Perekonomian Eropa yang carut-marut telah memakan korban. Italia, Spanyol, Irlandia dan Yunani adalah contohnya. Melihat kondisi itu, jelas bukan satu tindakan bijak bagi Turki untuk bergabung dengan Uni Eropa.
Pakar Strategi dari Institut Teknologi Federal, Zurich, Kurt R Spillman menilai Turki tidak lagi melihat integrasi dengan Eropa menjadi prioritas. Sebaliknya, Turki lebih memilih mengejar industrialisasi dan Islamisasi.
"Pakem ini didorong kekuatan ekonomi Turki. Satu dekade lalu, Turki hampir bangkrut. Hari ini, Turki menjadi bagian salah satu kekuatan ekonomi dunia. Itu berkat kepemimpinan PM Turki, Reccep Tayyib Erdogan," kata dia seperti dikutip swissinfo.ch, Rabu (31/10).

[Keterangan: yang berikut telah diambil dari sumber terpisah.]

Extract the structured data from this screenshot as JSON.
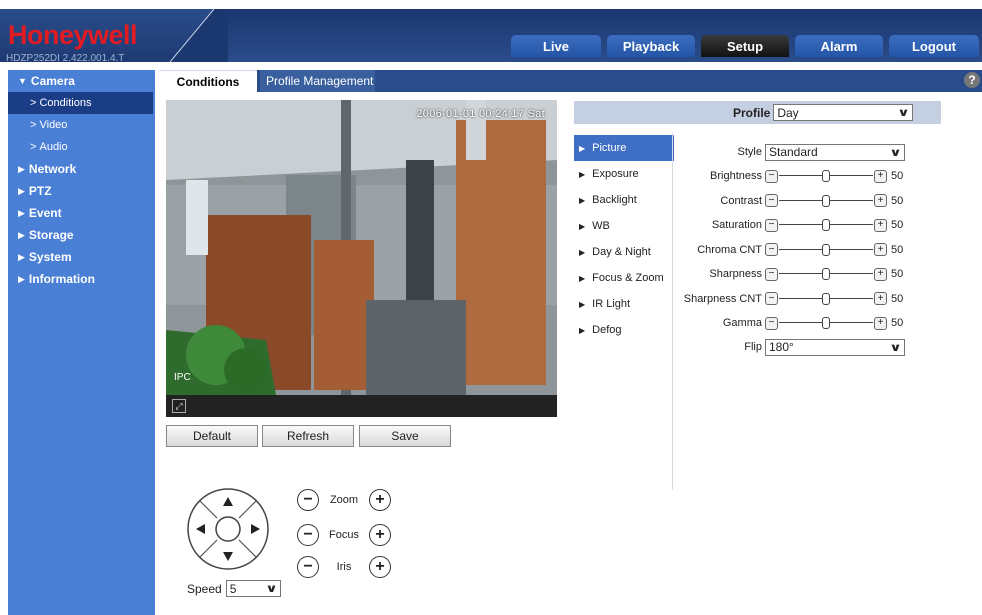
{
  "header": {
    "logo": "Honeywell",
    "firmware": "HDZP252DI 2.422.001.4.T",
    "tabs": [
      {
        "label": "Live",
        "active": false
      },
      {
        "label": "Playback",
        "active": false
      },
      {
        "label": "Setup",
        "active": true
      },
      {
        "label": "Alarm",
        "active": false
      },
      {
        "label": "Logout",
        "active": false
      }
    ]
  },
  "sidebar": {
    "camera": "Camera",
    "sub": [
      "Conditions",
      "Video",
      "Audio"
    ],
    "sections": [
      "Network",
      "PTZ",
      "Event",
      "Storage",
      "System",
      "Information"
    ]
  },
  "content_tabs": {
    "conditions": "Conditions",
    "profile_management": "Profile Management"
  },
  "help": "?",
  "video": {
    "osd_time": "2006-01-01 00:24:17 Sat",
    "osd_cam": "IPC"
  },
  "buttons": {
    "default": "Default",
    "refresh": "Refresh",
    "save": "Save"
  },
  "ptz": {
    "zoom": "Zoom",
    "focus": "Focus",
    "iris": "Iris",
    "minus": "−",
    "plus": "+",
    "speed_label": "Speed",
    "speed_value": "5"
  },
  "profile": {
    "label": "Profile",
    "value": "Day"
  },
  "menu": [
    "Picture",
    "Exposure",
    "Backlight",
    "WB",
    "Day & Night",
    "Focus & Zoom",
    "IR Light",
    "Defog"
  ],
  "picture": {
    "style_label": "Style",
    "style_value": "Standard",
    "sliders": [
      {
        "label": "Brightness",
        "value": 50
      },
      {
        "label": "Contrast",
        "value": 50
      },
      {
        "label": "Saturation",
        "value": 50
      },
      {
        "label": "Chroma CNT",
        "value": 50
      },
      {
        "label": "Sharpness",
        "value": 50
      },
      {
        "label": "Sharpness CNT",
        "value": 50
      },
      {
        "label": "Gamma",
        "value": 50
      }
    ],
    "flip_label": "Flip",
    "flip_value": "180°"
  },
  "colors": {
    "nav_dark": "#1e3a73",
    "sidebar": "#4a7fd6",
    "active_menu": "#3f6fc4",
    "brand_red": "#e11b22"
  },
  "icons": [
    "fullscreen-icon",
    "pan-up-icon",
    "pan-down-icon",
    "pan-left-icon",
    "pan-right-icon",
    "help-icon"
  ]
}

Menurut Spillman, indikasi itu terlihat ketika Erdogan mengunjungi Cologne, Jerman, pada 2008 lalu. Saat berpidato, Erdogan mengungkap keinginan Turki untuk menjadi anggota Uni Eropa. Namun, hal itu berubah.
"Turki lebih memilih menanamkan pengaruh geopolitiknya. Di Barat, Turki mulai menjadi pemain kunci di wilayah Mediterania. Di Utara dan Timur, ia menjadi penghubung Asia Tengah. Yang terpenting adalah, di Selatan, ia menjadi contoh sintesis keberhasilan industrialisasi dan kebudayaan Islam," kata dia.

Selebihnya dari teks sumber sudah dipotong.